Over the long run, both the Colorado River Basin and the Sacramento-San Joaquin watershed are vulnerable to climate change. If you worry about sinkholes in La Jolla, imagine the maw that will swallow Southern California if both the Colorado and the Sierra are hit by simultaneous 25-year droughts.
Given their predicament, you'd think San Diego leaders would be heralding one or both proposals by Gov. Arnold Schwarzenegger and Senate President Pro Tem Don Perata to place water bond measures on the February ballot.
They are not. San Diego officials say that neither plan does much for their customers. The governor's $9 billion blueprint depends largely on reservoirs. Perata's $5.8 billion plan offers a broader vision, but doesn't facilitate a process for smarter conveyance of water through the Delta.
"Storage without a way to get the water is useless," says Jim Bond, the mayor of Encinitas and a member of the San Diego Water Authority.
He's right. And that's one reason state leaders need to take a breath, stop the dueling press conferences and drill down on the real challenges California faces in sustaining its water supplies.
A special Assembly hearing on Thursday provided a helpful reality check. Experts showed how various regions of the state face unique water problems -- ones that cannot be addressed by two or three large infrastructure projects.
"There's a need for a much bigger view ... a systematic view," said Jay Lund, an engineering professor from the University of California, Davis.
The hearing also revealed how water diversions -- facilitated by state and federal projects -- have greatly reduced the amount of fresh water flowing through the Delta, particularly in dry years.
This provided an essential counterpoint to Assembly Minority Leader Mike Villines, who says that California is crazy to allow large volumes of fresh water to flow through the Delta, "totally wasted." If California were to capture every last drop that flows into the Delta, it would doom this already damaged estuary, just as the Soviet Union destroyed the Aral Sea.
Are there answers to California's water woes?
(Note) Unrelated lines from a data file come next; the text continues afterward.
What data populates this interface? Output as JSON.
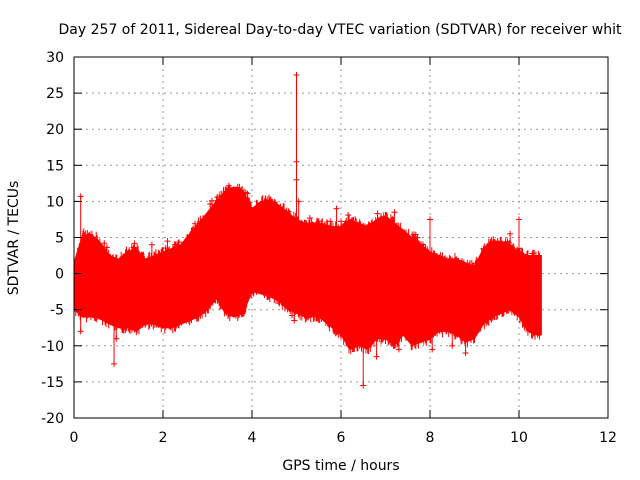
{
  "chart_data": {
    "type": "scatter",
    "title": "Day 257 of 2011, Sidereal Day-to-day VTEC variation (SDTVAR) for receiver whit",
    "xlabel": "GPS time / hours",
    "ylabel": "SDTVAR / TECUs",
    "xlim": [
      0,
      12
    ],
    "ylim": [
      -20,
      30
    ],
    "grid": true,
    "x_ticks": [
      0,
      2,
      4,
      6,
      8,
      10,
      12
    ],
    "x_tick_labels": [
      "0",
      "2",
      "4",
      "6",
      "8",
      "10",
      "12"
    ],
    "y_ticks": [
      -20,
      -15,
      -10,
      -5,
      0,
      5,
      10,
      15,
      20,
      25,
      30
    ],
    "y_tick_labels": [
      "-20",
      "-15",
      "-10",
      "-5",
      "0",
      "5",
      "10",
      "15",
      "20",
      "25",
      "30"
    ],
    "series": [
      {
        "name": "SDTVAR",
        "color": "#ff0000",
        "marker": "plus",
        "error_bars": true,
        "envelope": {
          "x": [
            0.0,
            0.2,
            0.5,
            0.8,
            1.0,
            1.2,
            1.4,
            1.6,
            1.8,
            2.0,
            2.2,
            2.4,
            2.6,
            2.8,
            3.0,
            3.2,
            3.4,
            3.6,
            3.8,
            4.0,
            4.2,
            4.4,
            4.6,
            4.8,
            5.0,
            5.2,
            5.5,
            5.8,
            6.0,
            6.2,
            6.4,
            6.6,
            6.8,
            7.0,
            7.2,
            7.4,
            7.6,
            7.8,
            8.0,
            8.2,
            8.4,
            8.6,
            8.8,
            9.0,
            9.2,
            9.4,
            9.6,
            9.8,
            10.0,
            10.2,
            10.4,
            10.5
          ],
          "upper": [
            1.5,
            5.5,
            5.0,
            2.5,
            2.0,
            3.0,
            3.5,
            2.0,
            2.5,
            3.0,
            3.5,
            4.0,
            5.5,
            7.0,
            8.5,
            10.0,
            11.5,
            12.0,
            11.5,
            9.0,
            10.0,
            10.2,
            9.5,
            8.5,
            7.5,
            7.0,
            7.0,
            6.5,
            6.5,
            7.5,
            7.0,
            6.5,
            7.5,
            8.0,
            7.0,
            6.0,
            5.0,
            4.0,
            3.0,
            2.5,
            2.0,
            2.0,
            1.5,
            1.0,
            3.5,
            4.5,
            4.5,
            4.0,
            3.0,
            2.5,
            2.5,
            2.5
          ],
          "lower": [
            -5.0,
            -6.0,
            -6.0,
            -7.0,
            -7.5,
            -7.5,
            -8.0,
            -7.0,
            -7.0,
            -7.5,
            -7.5,
            -7.0,
            -6.5,
            -6.0,
            -5.0,
            -3.5,
            -5.5,
            -6.0,
            -5.5,
            -2.5,
            -2.8,
            -3.2,
            -3.8,
            -5.0,
            -5.5,
            -6.0,
            -6.0,
            -7.5,
            -8.5,
            -10.5,
            -10.0,
            -10.5,
            -9.0,
            -9.0,
            -10.0,
            -8.5,
            -10.0,
            -9.5,
            -9.0,
            -8.0,
            -8.0,
            -8.5,
            -9.5,
            -9.0,
            -7.0,
            -6.0,
            -5.5,
            -5.0,
            -6.0,
            -8.0,
            -8.5,
            -8.5
          ]
        },
        "outliers": [
          {
            "x": 0.15,
            "y": 10.7
          },
          {
            "x": 0.15,
            "y": -8.0
          },
          {
            "x": 0.9,
            "y": -12.5
          },
          {
            "x": 0.95,
            "y": -9.0
          },
          {
            "x": 1.15,
            "y": -7.5
          },
          {
            "x": 1.75,
            "y": 4.0
          },
          {
            "x": 2.1,
            "y": 4.5
          },
          {
            "x": 4.9,
            "y": -5.8
          },
          {
            "x": 4.95,
            "y": -6.5
          },
          {
            "x": 5.0,
            "y": 27.5
          },
          {
            "x": 5.0,
            "y": 15.5
          },
          {
            "x": 5.0,
            "y": 13.0
          },
          {
            "x": 5.05,
            "y": 10.0
          },
          {
            "x": 5.9,
            "y": 9.0
          },
          {
            "x": 6.5,
            "y": -15.5
          },
          {
            "x": 6.8,
            "y": -11.5
          },
          {
            "x": 7.2,
            "y": 8.5
          },
          {
            "x": 7.3,
            "y": -10.5
          },
          {
            "x": 8.0,
            "y": 7.5
          },
          {
            "x": 8.05,
            "y": -10.5
          },
          {
            "x": 8.5,
            "y": -10.0
          },
          {
            "x": 8.8,
            "y": -11.0
          },
          {
            "x": 9.8,
            "y": 5.5
          },
          {
            "x": 10.0,
            "y": 7.5
          },
          {
            "x": 10.0,
            "y": 3.5
          }
        ]
      }
    ]
  }
}
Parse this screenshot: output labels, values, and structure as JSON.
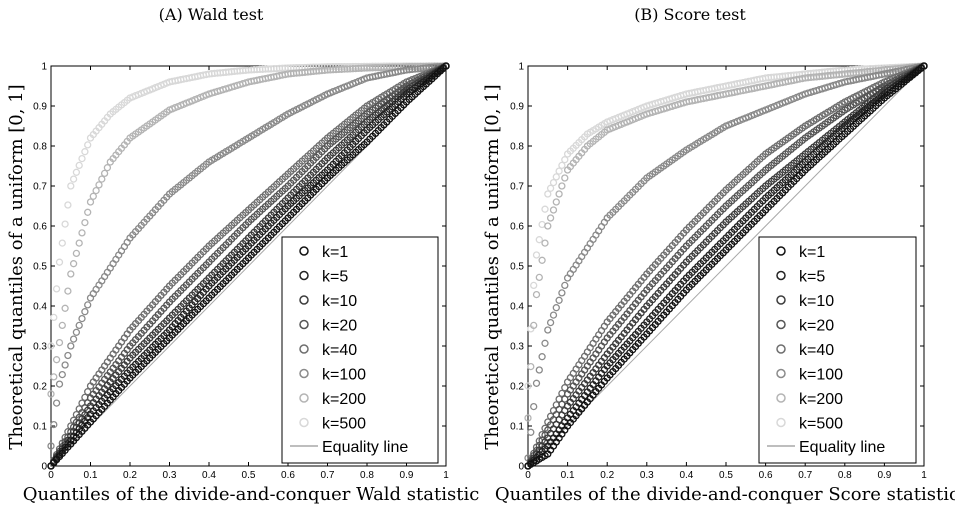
{
  "chart_data": [
    {
      "type": "scatter",
      "title": "(A) Wald test",
      "xlabel": "Quantiles of the divide-and-conquer Wald statistic",
      "ylabel": "Theoretical quantiles of a uniform [0, 1]",
      "xlim": [
        0,
        1
      ],
      "ylim": [
        0,
        1
      ],
      "xticks": [
        "0",
        "0.1",
        "0.2",
        "0.3",
        "0.4",
        "0.5",
        "0.6",
        "0.7",
        "0.8",
        "0.9",
        "1"
      ],
      "yticks": [
        "0",
        "0.1",
        "0.2",
        "0.3",
        "0.4",
        "0.5",
        "0.6",
        "0.7",
        "0.8",
        "0.9",
        "1"
      ],
      "legend_position": "lower-right",
      "reference_line": {
        "name": "Equality line",
        "x": [
          0,
          1
        ],
        "y": [
          0,
          1
        ],
        "color": "#a8a8a8"
      },
      "series": [
        {
          "name": "k=1",
          "color": "#111111",
          "x": [
            0,
            0.1,
            0.2,
            0.3,
            0.4,
            0.5,
            0.6,
            0.7,
            0.8,
            0.9,
            1
          ],
          "y": [
            0,
            0.11,
            0.22,
            0.32,
            0.42,
            0.52,
            0.62,
            0.72,
            0.81,
            0.91,
            1
          ]
        },
        {
          "name": "k=5",
          "color": "#222222",
          "x": [
            0,
            0.1,
            0.2,
            0.3,
            0.4,
            0.5,
            0.6,
            0.7,
            0.8,
            0.9,
            1
          ],
          "y": [
            0,
            0.13,
            0.24,
            0.34,
            0.45,
            0.55,
            0.65,
            0.74,
            0.84,
            0.93,
            1
          ]
        },
        {
          "name": "k=10",
          "color": "#3c3c3c",
          "x": [
            0,
            0.1,
            0.2,
            0.3,
            0.4,
            0.5,
            0.6,
            0.7,
            0.8,
            0.9,
            1
          ],
          "y": [
            0,
            0.15,
            0.27,
            0.37,
            0.47,
            0.57,
            0.67,
            0.77,
            0.86,
            0.94,
            1
          ]
        },
        {
          "name": "k=20",
          "color": "#555555",
          "x": [
            0,
            0.1,
            0.2,
            0.3,
            0.4,
            0.5,
            0.6,
            0.7,
            0.8,
            0.9,
            1
          ],
          "y": [
            0,
            0.17,
            0.3,
            0.41,
            0.51,
            0.61,
            0.7,
            0.8,
            0.88,
            0.95,
            1
          ]
        },
        {
          "name": "k=40",
          "color": "#6e6e6e",
          "x": [
            0,
            0.1,
            0.2,
            0.3,
            0.4,
            0.5,
            0.6,
            0.7,
            0.8,
            0.9,
            1
          ],
          "y": [
            0,
            0.2,
            0.34,
            0.45,
            0.55,
            0.64,
            0.73,
            0.82,
            0.9,
            0.96,
            1
          ]
        },
        {
          "name": "k=100",
          "color": "#8a8a8a",
          "x": [
            0,
            0.02,
            0.05,
            0.1,
            0.2,
            0.3,
            0.4,
            0.5,
            0.6,
            0.7,
            0.8,
            0.9,
            1
          ],
          "y": [
            0.05,
            0.2,
            0.3,
            0.42,
            0.57,
            0.68,
            0.76,
            0.82,
            0.88,
            0.93,
            0.97,
            0.99,
            1
          ]
        },
        {
          "name": "k=200",
          "color": "#b4b4b4",
          "x": [
            0,
            0.02,
            0.05,
            0.1,
            0.15,
            0.2,
            0.3,
            0.4,
            0.5,
            0.6,
            0.7,
            0.8,
            0.9,
            1
          ],
          "y": [
            0.18,
            0.3,
            0.48,
            0.66,
            0.76,
            0.82,
            0.89,
            0.93,
            0.96,
            0.98,
            0.99,
            0.995,
            0.998,
            1
          ]
        },
        {
          "name": "k=500",
          "color": "#d8d8d8",
          "x": [
            0,
            0.02,
            0.05,
            0.1,
            0.15,
            0.2,
            0.3,
            0.4,
            0.5,
            0.6,
            0.7,
            0.8,
            0.9,
            1
          ],
          "y": [
            0.3,
            0.5,
            0.7,
            0.82,
            0.88,
            0.92,
            0.96,
            0.98,
            0.99,
            0.995,
            0.998,
            0.999,
            1,
            1
          ]
        }
      ]
    },
    {
      "type": "scatter",
      "title": "(B) Score test",
      "xlabel": "Quantiles of the divide-and-conquer Score statistic",
      "ylabel": "Theoretical quantiles of a uniform [0, 1]",
      "xlim": [
        0,
        1
      ],
      "ylim": [
        0,
        1
      ],
      "xticks": [
        "0",
        "0.1",
        "0.2",
        "0.3",
        "0.4",
        "0.5",
        "0.6",
        "0.7",
        "0.8",
        "0.9",
        "1"
      ],
      "yticks": [
        "0",
        "0.1",
        "0.2",
        "0.3",
        "0.4",
        "0.5",
        "0.6",
        "0.7",
        "0.8",
        "0.9",
        "1"
      ],
      "legend_position": "lower-right",
      "reference_line": {
        "name": "Equality line",
        "x": [
          0,
          1
        ],
        "y": [
          0,
          1
        ],
        "color": "#a8a8a8"
      },
      "series": [
        {
          "name": "k=1",
          "color": "#111111",
          "x": [
            0,
            0.05,
            0.1,
            0.2,
            0.3,
            0.4,
            0.5,
            0.6,
            0.7,
            0.8,
            0.9,
            1
          ],
          "y": [
            0,
            0.03,
            0.1,
            0.22,
            0.33,
            0.44,
            0.54,
            0.64,
            0.74,
            0.83,
            0.92,
            1
          ]
        },
        {
          "name": "k=5",
          "color": "#222222",
          "x": [
            0,
            0.05,
            0.1,
            0.2,
            0.3,
            0.4,
            0.5,
            0.6,
            0.7,
            0.8,
            0.9,
            1
          ],
          "y": [
            0,
            0.05,
            0.12,
            0.25,
            0.36,
            0.47,
            0.57,
            0.67,
            0.76,
            0.85,
            0.93,
            1
          ]
        },
        {
          "name": "k=10",
          "color": "#3c3c3c",
          "x": [
            0,
            0.05,
            0.1,
            0.2,
            0.3,
            0.4,
            0.5,
            0.6,
            0.7,
            0.8,
            0.9,
            1
          ],
          "y": [
            0,
            0.07,
            0.15,
            0.28,
            0.4,
            0.51,
            0.61,
            0.7,
            0.78,
            0.86,
            0.94,
            1
          ]
        },
        {
          "name": "k=20",
          "color": "#555555",
          "x": [
            0,
            0.05,
            0.1,
            0.2,
            0.3,
            0.4,
            0.5,
            0.6,
            0.7,
            0.8,
            0.9,
            1
          ],
          "y": [
            0,
            0.09,
            0.18,
            0.32,
            0.44,
            0.55,
            0.65,
            0.74,
            0.82,
            0.89,
            0.95,
            1
          ]
        },
        {
          "name": "k=40",
          "color": "#6e6e6e",
          "x": [
            0,
            0.05,
            0.1,
            0.2,
            0.3,
            0.4,
            0.5,
            0.6,
            0.7,
            0.8,
            0.9,
            1
          ],
          "y": [
            0,
            0.11,
            0.21,
            0.36,
            0.48,
            0.59,
            0.69,
            0.78,
            0.85,
            0.91,
            0.96,
            1
          ]
        },
        {
          "name": "k=100",
          "color": "#8a8a8a",
          "x": [
            0,
            0.02,
            0.05,
            0.1,
            0.2,
            0.3,
            0.4,
            0.5,
            0.6,
            0.7,
            0.8,
            0.9,
            1
          ],
          "y": [
            0.02,
            0.2,
            0.34,
            0.47,
            0.62,
            0.72,
            0.79,
            0.85,
            0.89,
            0.93,
            0.96,
            0.98,
            1
          ]
        },
        {
          "name": "k=200",
          "color": "#b4b4b4",
          "x": [
            0,
            0.01,
            0.02,
            0.05,
            0.1,
            0.15,
            0.2,
            0.3,
            0.4,
            0.5,
            0.6,
            0.7,
            0.8,
            0.9,
            1
          ],
          "y": [
            0.12,
            0.3,
            0.42,
            0.6,
            0.74,
            0.8,
            0.84,
            0.88,
            0.91,
            0.93,
            0.95,
            0.97,
            0.98,
            0.99,
            1
          ]
        },
        {
          "name": "k=500",
          "color": "#d8d8d8",
          "x": [
            0,
            0.01,
            0.02,
            0.05,
            0.1,
            0.15,
            0.2,
            0.3,
            0.4,
            0.5,
            0.6,
            0.7,
            0.8,
            0.9,
            1
          ],
          "y": [
            0.2,
            0.4,
            0.52,
            0.68,
            0.78,
            0.83,
            0.86,
            0.9,
            0.93,
            0.95,
            0.97,
            0.98,
            0.99,
            0.995,
            1
          ]
        }
      ]
    }
  ]
}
Yes, and they lie in increased urban water conservation, water recycling, improved pricing of farm water (to encourage efficiency), groundwater banking and short and long-term fixes to the Delta. The state's toolbox shouldn't exclude new reservoirs, but as Lund noted Thursday: "We have to be careful where we add surface storage to provide the greatest utility to the system."
In other words, state leaders must start with this question: "What problems are we trying to fix?" instead of, "What groups are we trying to satisfy?" The sooner they get their priorities straight, the sooner California will be prepared to handle the next drought -- and the next federal court decision.